Frente a estos problemas, España y la Unión Europea deberían definir una política coherente y de largo plazo, con una dimensión internacional y otra interna. Ante todo, sería un grave error transformar la política exterior española y europea en una política de seguridad energética, como han hecho ciertas potencias en el pasado. Desde luego, dependemos de la energía producida en regiones inseguras, pero ¿significa esto que debemos plegarnos a cualquier dictado de los gobiernos de esos países o, al contrario, que debemos emplear medios militares para imponerles nuestra voluntad? En el futuro, los europeos importaremos cada vez más petróleo y gas de Oriente Medio y de Rusia. Esto es una razón de peso para crear una asociación estable entre Europa y esas zonas, trabajar más eficazmente para la resolución de sus controversias, ayudar a su desarrollo económico, al avance de la democracia y de la lucha contra la corrupción, en lugar de abdicar de nuestros principios y entrar en una competición por los recursos regida por las leyes de la selva.
En cuanto a la dimensión interna, los países europeos deberían asumir el liderazgo global para limitar el despilfarro de energía. La tercera componente del círculo vicioso del crecimiento, y no la menos importante, es el grave deterioro del medio ambiente producido por la combustión desenfrenada de hidrocarburos que la naturaleza había generado durante millones de años en el corto espacio del último siglo. Numerosos estudios científicos muestran que estamos asistiendo a una catástrofe ecológica planetaria causada por el hombre. Aunque las directrices para comenzar a solucionar el problema (mayor eficiencia, ahorro y desarrollo de energías menos contaminantes) están claras, su aplicación se retarda. En este campo se ve mejor que en ningún otro la tragedia de la gobernanza global. Estamos viviendo una globalización galopante de la economía, las comunicaciones y las ideas, pero no tenemos los medios políticos adecuados para gestionarla.
Las medidas internacionales adoptadas hasta ahora son modestas. A partir del 6 de noviembre se reunirán en Nairobi la conferencia de Naciones Unidas para el cambio climático y los Estados parte en el Protocolo de Kyoto. Desgraciadamente, no cabe esperar grandes progresos. Aunque los europeos insistirán sobre la necesidad de respetar el compromiso de Kioto, persisten dos importantes lagunas. Por un lado, los países en vías de desarrollo no están incluidos en el sistema de limitaciones, y, por otro, Estados Unidos, que consume el 24% del petróleo, el 23% del gas y casi el 20% del carbón en el mundo, no acepta fijar topes a sus emisiones de gases de efecto invernadero.
En estas circunstancias, una reacción generalizada y significativa sólo podrá producirse tras choques o crisis mayores.

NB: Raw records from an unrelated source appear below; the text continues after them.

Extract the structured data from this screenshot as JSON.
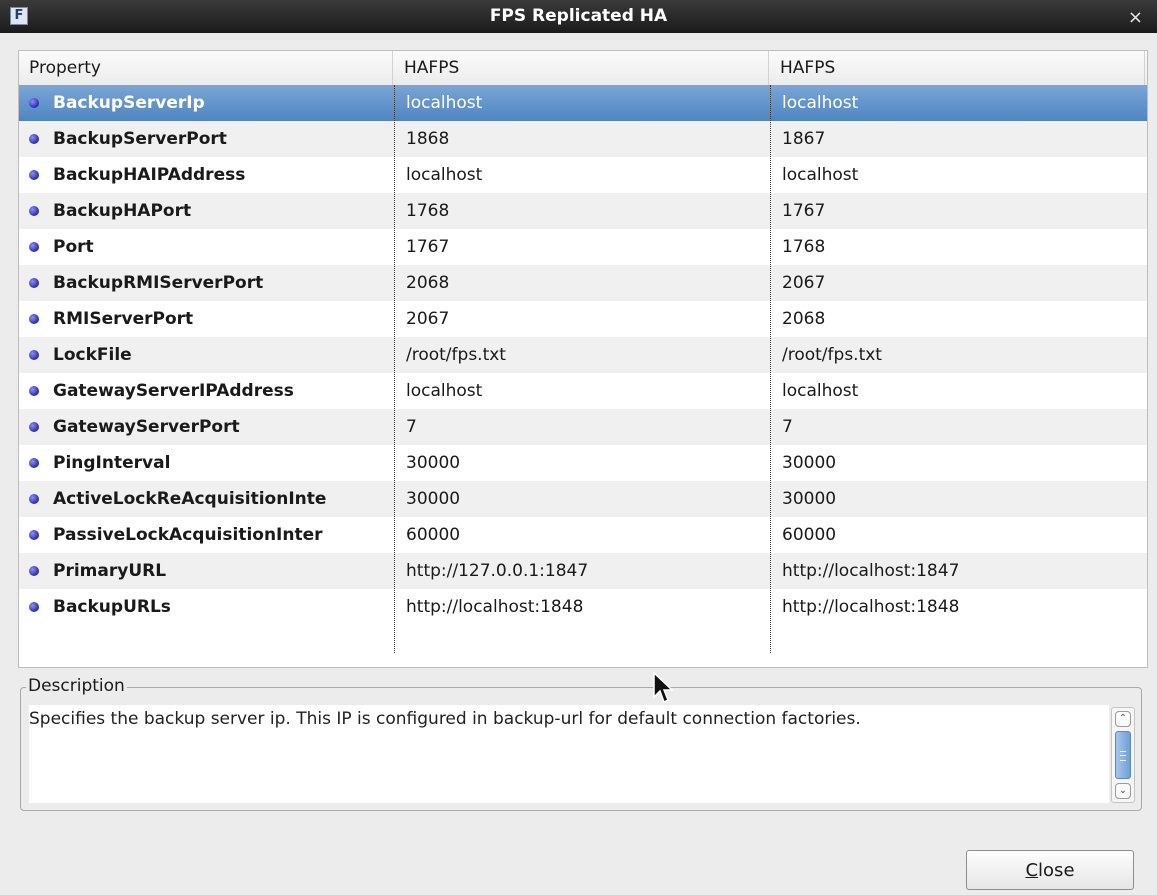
{
  "window": {
    "title": "FPS Replicated HA",
    "icon": "app-logo-icon",
    "close_glyph": "×"
  },
  "table": {
    "columns": [
      "Property",
      "HAFPS",
      "HAFPS"
    ],
    "selected_row": 0,
    "rows": [
      {
        "property": "BackupServerIp",
        "v1": "localhost",
        "v2": "localhost"
      },
      {
        "property": "BackupServerPort",
        "v1": "1868",
        "v2": "1867"
      },
      {
        "property": "BackupHAIPAddress",
        "v1": "localhost",
        "v2": "localhost"
      },
      {
        "property": "BackupHAPort",
        "v1": "1768",
        "v2": "1767"
      },
      {
        "property": "Port",
        "v1": "1767",
        "v2": "1768"
      },
      {
        "property": "BackupRMIServerPort",
        "v1": "2068",
        "v2": "2067"
      },
      {
        "property": "RMIServerPort",
        "v1": "2067",
        "v2": "2068"
      },
      {
        "property": "LockFile",
        "v1": "/root/fps.txt",
        "v2": "/root/fps.txt"
      },
      {
        "property": "GatewayServerIPAddress",
        "v1": "localhost",
        "v2": "localhost"
      },
      {
        "property": "GatewayServerPort",
        "v1": "7",
        "v2": "7"
      },
      {
        "property": "PingInterval",
        "v1": "30000",
        "v2": "30000"
      },
      {
        "property": "ActiveLockReAcquisitionInte",
        "v1": "30000",
        "v2": "30000"
      },
      {
        "property": "PassiveLockAcquisitionInter",
        "v1": "60000",
        "v2": "60000"
      },
      {
        "property": "PrimaryURL",
        "v1": "http://127.0.0.1:1847",
        "v2": "http://localhost:1847"
      },
      {
        "property": "BackupURLs",
        "v1": "http://localhost:1848",
        "v2": "http://localhost:1848"
      }
    ]
  },
  "description": {
    "label": "Description",
    "text": "Specifies the backup server ip. This IP is configured in backup-url for default connection factories."
  },
  "buttons": {
    "close_mnemonic": "C",
    "close_rest": "lose"
  },
  "colors": {
    "selection": "#5b8dc8",
    "titlebar": "#2a2a2a",
    "bullet": "#3535b5"
  }
}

Como algunos expertos apuntan, un barril de petróleo a más de cien dólares haría más por la racionalización del consumo de energía y por el medio ambiente que todas las conferencias internacionales. Después de todo, un choque energético, que no hay que descartar debido a la situación política global, sería al principio doloroso para todos los países, ricos y pobres, pero muy probablemente tendría un efecto benéfico para la salud del planeta y para una mejor gestión de la convivencia global.
Martín Ortega Carcelén es investigador en el Instituto de Estudios de Seguridad de la Unión Europea en París.